Renzo's ezETH restaking vault token depegs from ETH in April 2024, triggering panic selling and broader concerns about liquid restaking vault security.
Renzo's ezETH token fell sharply below its intended one-to-one peg to Ethereum on April 24, 2024, as market participants fled the restaking vault amid concerns about withdrawal reliability. The depeg unfolded rapidly across DeFi liquidity pools, with users discovering they could sell ezETH for substantially less ETH than the vault promised.
The mechanism that created the peg was straightforward. Users deposited Ethereum into Renzo, received ezETH in return, and held the guarantee that they could redeem that ezETH for equivalent Ethereum plus staking rewards. Smart contracts enforced this guarantee automatically. When market confidence broke, the guarantee became worthless. ezETH dropped to trading at 0.90 ETH or lower in some pools.
Panic selling cascaded through DeFi. Large positions in Aave and Curve liquidated as ezETH collateral lost value. Leveraged borrowers using ezETH as collateral faced immediate margin calls. The cascade illustrated a vulnerability in vault-based Ethereum staking: if the vault operator faced difficulty honoring redemptions, the problem propagated instantly through every lending pool and margin trading platform holding the vault token as collateral.
Renzo's difficulty appears rooted in validator slashing exposure. The protocol accepted Ethereum restaked to multiple third-party protocols in exchange for yield. If those protocols faced slash events—where misbehaving validators lose capital—Renzo's treasury would absorb the losses. Market participants began pricing in slashing risk they couldn't quantify. The uncertainty alone was sufficient to break confidence.
The team moved to suspend redemptions temporarily, a decision that confirmed the market's fears. If redemptions worked fine, why suspend them? The announcement triggered further selling. Secondary market prices reflect what traders expect to recover if redemptions resume—and those expectations had fallen sharply.
Renzo's depeg created a direct comparison to other restaking protocols. Lido's stETH had traded below peg before but recovered because Lido's mechanism was better understood and its operator more established. EtherFi and other restaking alternatives suddenly looked more conservative by comparison, even if their returns were lower. Capital began flowing toward perceived safer alternatives.

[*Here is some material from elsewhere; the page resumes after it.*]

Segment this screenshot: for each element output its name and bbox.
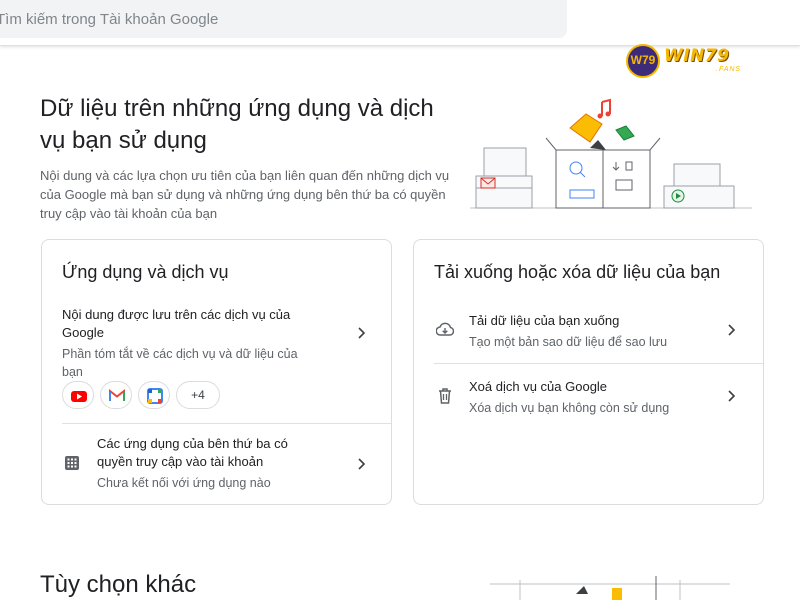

For institutional investors and treasury managers, the depeg raised a critical question: if a vault's smart contract code promised redemptions but the operator couldn't deliver, what protection did they have? This wasn't a technical hacking; this was fundamental operator risk. The vault was "trustless" only until the trust broke.
Renzo planned to resolve the depeg through governance and negotiated redemptions, but the damage to market confidence was immediate. Users who had deposited Ethereum weeks earlier expecting 5 percent yield plus principal preservation faced potential permanent losses. The event suggested that restaking vault tokenization wasn't quite ready for the institutional capital that DeFi had hoped to attract.